They point to several constraints. For starters, there aren't many push-capable Windows Mobile devices out on the market yet, the upgrade path from older devices isn't at all clear, and enterprises haven't yet had time to test the server and device software fully to ensure that it works well.
"The press seems to be giving Microsoft the benefit of the doubt that their release 1.0 of wireless email software will be competitive with the Blackberry in terms of security, manageability, and battery life," says Gartner Inc. analyst Todd Kort. "But I have strong doubts about this." He predicts Microsoft's wireless email problems will be resolved with the next software revision, expected sometime next year, as well as more and better hardware that exploit it more fully.
Kort cites three key weaknesses in the software as it stands:
- Mobile Outlook is still too hard to navigate on a mobile device.
- Windows devices still use too much battery power compared to the Blackberry.
- The security and manageability features in the 1.0 release are inferior to those on the Blackberry.
Of course, if users have already installed the RIM email servers it will be difficult for Microsoft to persuade them to swap them out. They tend to be a fiercely loyal bunch. (See RIM's Unified Theory.)
"We're a Blackberry shop... We've made our investment in their backend, so we'll be sticking with Blackberry, especially now that the attorneys have made their decision," says Stephen Taylor, IS manager at Denver-based law firm Rothgerber, Johnson & Lyons.

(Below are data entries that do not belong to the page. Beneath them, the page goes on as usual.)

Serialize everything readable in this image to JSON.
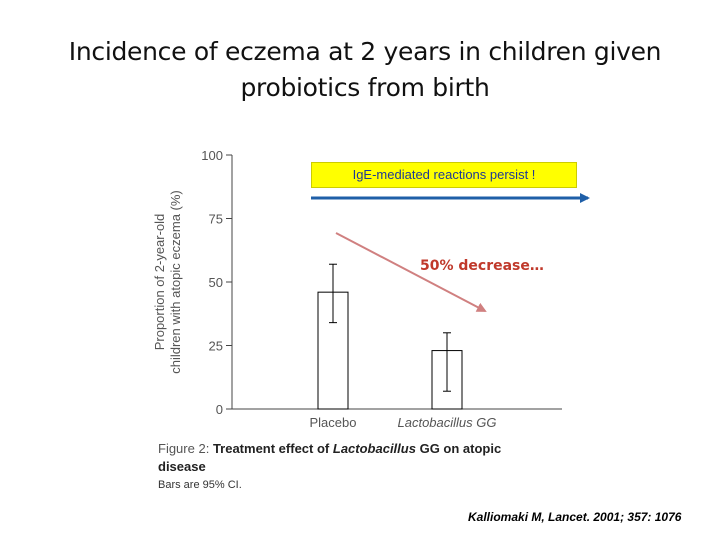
{
  "slide": {
    "title_line1": "Incidence of eczema at 2 years in children given",
    "title_line2": "probiotics from birth",
    "citation": "Kalliomaki M, Lancet. 2001; 357: 1076"
  },
  "annotations": {
    "persist": "IgE-mediated reactions persist !",
    "decrease": "50% decrease…",
    "persist_arrow_color": "#1f5fa8",
    "decrease_arrow_color": "#d08080"
  },
  "caption": {
    "figure_label": "Figure 2:",
    "text_part1": "Treatment effect of",
    "text_italic": "Lactobacillus",
    "text_part2": "GG on atopic",
    "line2": "disease",
    "line3": "Bars are 95% CI."
  },
  "chart_data": {
    "type": "bar",
    "categories": [
      "Placebo",
      "Lactobacillus GG"
    ],
    "values": [
      46,
      23
    ],
    "ci_low": [
      34,
      7
    ],
    "ci_high": [
      57,
      30
    ],
    "ylabel_line1": "Proportion of 2-year-old",
    "ylabel_line2": "children with atopic eczema (%)",
    "ylim": [
      0,
      100
    ],
    "yticks": [
      0,
      25,
      50,
      75,
      100
    ],
    "ytick_labels": [
      "0",
      "25",
      "50",
      "75",
      "100"
    ],
    "grid": false,
    "colors": {
      "bar_fill": "#ffffff",
      "stroke": "#000000",
      "axis": "#444444"
    }
  }
}
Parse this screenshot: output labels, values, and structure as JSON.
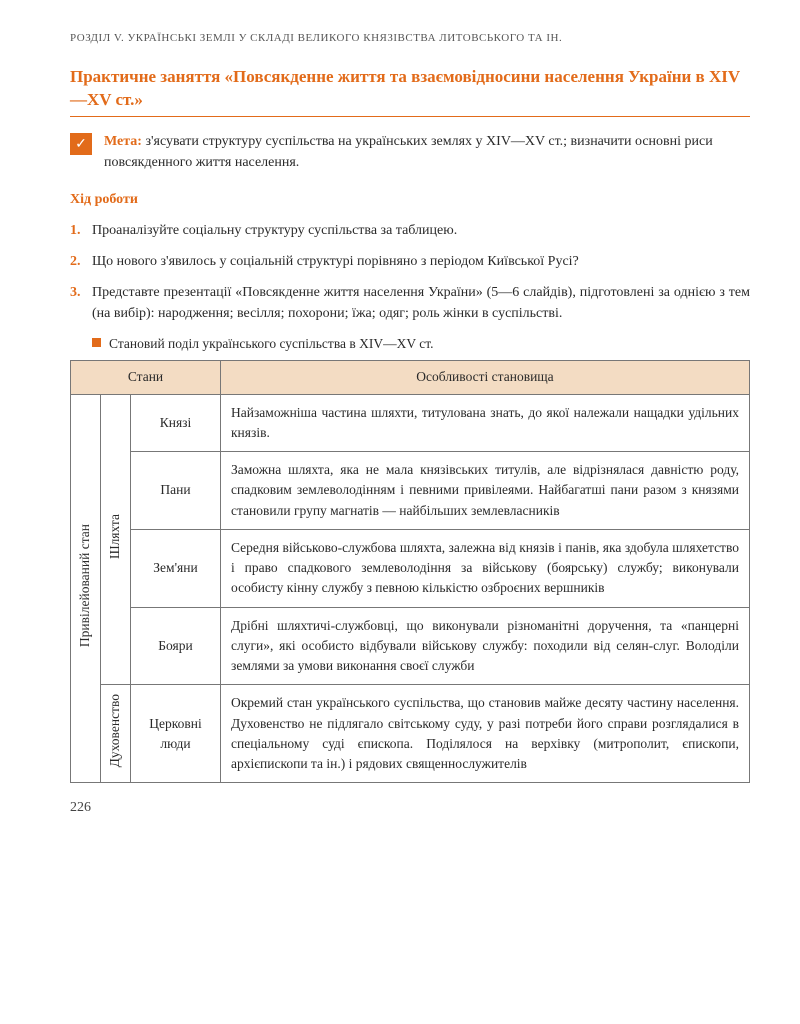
{
  "running_header": "РОЗДІЛ V. УКРАЇНСЬКІ ЗЕМЛІ У СКЛАДІ ВЕЛИКОГО КНЯЗІВСТВА ЛИТОВСЬКОГО ТА ІН.",
  "lesson_title": "Практичне заняття «Повсякденне життя та взаємовідносини населення України в XIV—XV ст.»",
  "goal": {
    "label": "Мета:",
    "text": " з'ясувати структуру суспільства на українських землях у XIV—XV ст.; визначити основні риси повсякденного життя населення."
  },
  "work_heading": "Хід роботи",
  "work_items": [
    {
      "num": "1.",
      "text": "Проаналізуйте соціальну структуру суспільства за таблицею."
    },
    {
      "num": "2.",
      "text": "Що нового з'явилось у соціальній структурі порівняно з періодом Київської Русі?"
    },
    {
      "num": "3.",
      "text": "Представте презентації «Повсякденне життя населення України» (5—6 слайдів), підготовлені за однією з тем (на вибір): народження; весілля; похорони; їжа; одяг; роль жінки в суспільстві."
    }
  ],
  "table_caption": "Становий поділ українського суспільства в XIV—XV ст.",
  "table": {
    "headers": {
      "col1": "Стани",
      "col2": "Особливості становища"
    },
    "vert_main": "Привілейований стан",
    "groups": [
      {
        "vert": "Шляхта",
        "rows": [
          {
            "name": "Князі",
            "desc": "Найзаможніша частина шляхти, титулована знать, до якої належали нащадки удільних князів."
          },
          {
            "name": "Пани",
            "desc": "Заможна шляхта, яка не мала князівських титулів, але відрізнялася давністю роду, спадковим землеволодінням і певними привілеями. Найбагатші пани разом з князями становили групу магнатів — найбільших землевласників"
          },
          {
            "name": "Зем'яни",
            "desc": "Середня військово-службова шляхта, залежна від князів і панів, яка здобула шляхетство і право спадкового землеволодіння за військову (боярську) службу; виконували особисту кінну службу з певною кількістю озброєних вершників"
          },
          {
            "name": "Бояри",
            "desc": "Дрібні шляхтичі-службовці, що виконували різноманітні доручення, та «панцерні слуги», які особисто відбували військову службу: походили від селян-слуг. Володіли землями за умови виконання своєї служби"
          }
        ]
      },
      {
        "vert": "Духовенство",
        "rows": [
          {
            "name": "Церковні люди",
            "desc": "Окремий стан українського суспільства, що становив майже десяту частину населення. Духовенство не підлягало світському суду, у разі потреби його справи розглядалися в спеціальному суді єпископа. Поділялося на верхівку (митрополит, єпископи, архієпископи та ін.) і рядових священнослужителів"
          }
        ]
      }
    ]
  },
  "page_number": "226",
  "colors": {
    "accent": "#e26b1a",
    "th_bg": "#f3dcc3",
    "border": "#777777",
    "text": "#2a2a2a"
  }
}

Companies that do want to implement Microsoft push email for their mobile employees, however, will need to install Exchange Server 2003 Service Pack 2 (SP2), which was first made available late in 2005. Then they will also need to upgrade Microsoft Mobile devices with the the Messaging and Security Feature Pack (MSFP) for Windows Mobile 5.0.
Microsoft users, however, will have to get the device upgrade from the hardware manufacturer. And at least right now, it doesn't look as if many vendors are going to be offering upgrades for anything other than devices with the 5.0 version of the mobile OS.

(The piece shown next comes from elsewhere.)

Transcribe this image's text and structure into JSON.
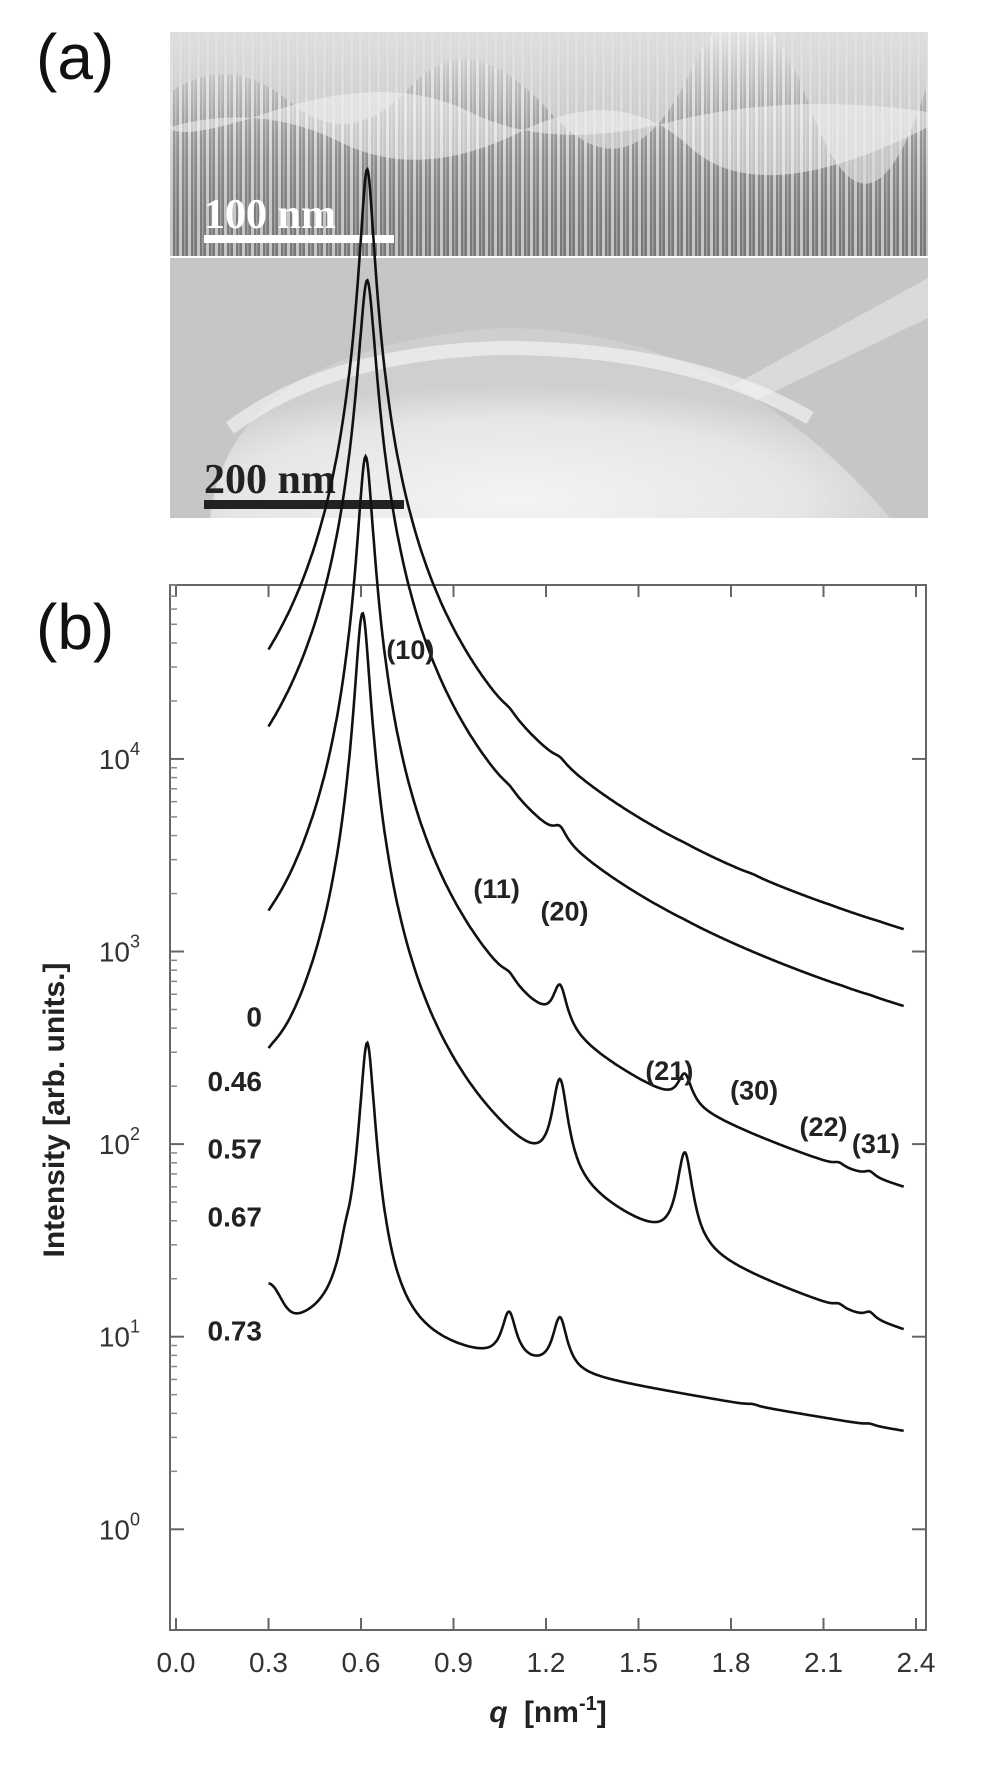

For instance, Palm Inc. will offer a downloadable upgrade for its new Windows Mobile device, and HP Inc. (NYSE: HPQ) will be bringing out a new smartphone using the push software, but vendors aren't talking about upgrades for older devices.
"You're better off asking the manufacturers," a Microsoft spokesperson told Unstrung recently, when we asked about upgrade cycles.
"The OS update process for mobile devices is very device- and manufacturer-specific," comments David Via of Ferris Research. "I am seeing fewer and fewer device manufacturers even offer major OS updates, like from Windows Mobile 2003 to Windows Mobile 5."
Many users will just go ahead and buy new devices, as they're known to do every two to three years, Via added.
This lag between market hype and enterprise reality may not be all bad for Microsoft, however -- as Gartner's Kort points out -- there will come a time when users want to do more with their devices than just mobile email.
"About the time Microsoft improves its email offering and fixes mobile Outlook, enterprises will begin entertaining the idea of mobilizing additional applications beyond email, such as CRM, SFA, and field services. This is when Microsoft will become a threat to RIM," Kort opines.